After decades of high-yield tree harvesting by international logging corporations, the pressure to address environmental recovery and sustainability is felt by vastly different constituencies, from Washington bureaucrats to fly fishermen. Conflicts over logging, forest use and access, and the perpetual issue of people's relationship to nature, have hotly divided many residents since the 1960s, when back-to-the landers, hippies, and others with environmentalist leanings began to settle here. The newcomers' support of the protection of endangered species, moratoriums on road-building, and cut-and-run logging practices threatened the livelihood of some loggers and others who saw restrictions and regulation as the first steps toward the loss of their jobs, their land, and their freedom.

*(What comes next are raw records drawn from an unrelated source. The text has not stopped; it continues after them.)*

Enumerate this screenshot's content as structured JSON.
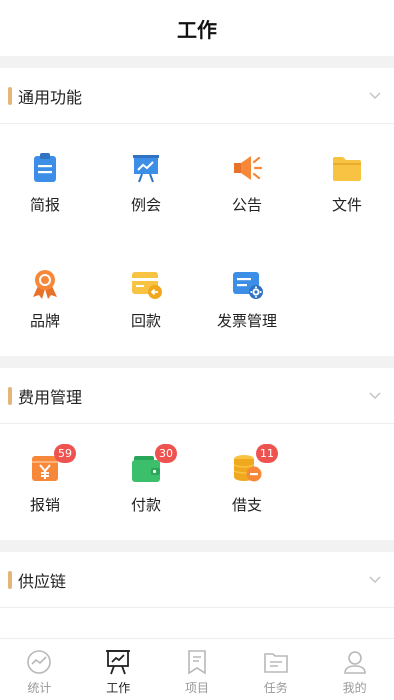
{
  "header": {
    "title": "工作"
  },
  "sections": [
    {
      "title": "通用功能",
      "items": [
        {
          "label": "简报",
          "icon": "clipboard-icon"
        },
        {
          "label": "例会",
          "icon": "presentation-board-icon"
        },
        {
          "label": "公告",
          "icon": "megaphone-icon"
        },
        {
          "label": "文件",
          "icon": "folder-icon"
        },
        {
          "label": "品牌",
          "icon": "award-ribbon-icon"
        },
        {
          "label": "回款",
          "icon": "card-return-icon"
        },
        {
          "label": "发票管理",
          "icon": "invoice-settings-icon"
        }
      ]
    },
    {
      "title": "费用管理",
      "items": [
        {
          "label": "报销",
          "icon": "yuan-tray-icon",
          "badge": "59"
        },
        {
          "label": "付款",
          "icon": "wallet-icon",
          "badge": "30"
        },
        {
          "label": "借支",
          "icon": "coin-stack-icon",
          "badge": "11"
        }
      ]
    },
    {
      "title": "供应链",
      "items": []
    }
  ],
  "tabbar": [
    {
      "label": "统计",
      "icon": "pulse-circle-icon",
      "active": false
    },
    {
      "label": "工作",
      "icon": "presentation-board-icon",
      "active": true
    },
    {
      "label": "项目",
      "icon": "bookmark-list-icon",
      "active": false
    },
    {
      "label": "任务",
      "icon": "task-folder-icon",
      "active": false
    },
    {
      "label": "我的",
      "icon": "user-icon",
      "active": false
    }
  ],
  "colors": {
    "section_accent": "#e3b777",
    "badge": "#ef5350",
    "icon_blue": "#3d8ee6",
    "icon_orange": "#f7883a",
    "icon_yellow": "#f8c342",
    "icon_green": "#3cbf6b",
    "tab_inactive": "#b8b8b8",
    "tab_active": "#222222"
  }
}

The realization that extreme positions are in fact held by very few is one of many positive results of local participation in Forest Stewardship, a community pilot program of the U.S. Forest Service. Creating a coalition to qualify for the program was a turbulent process, beginning with formation of the Yaak Valley Forest Council, an activist group that supports ecological diversity and forest protection, particularly the last remaining roadless areas in the Yaak. Although the group's leadership was ultimately rejected by the larger community in informal votes, its role as a catalyst for dialogue and new approaches is widely acknowledged. The issues and experiences of the valley and the struggle toward involving the community in government management of the land around them reveal the value and "messiness" of democracy.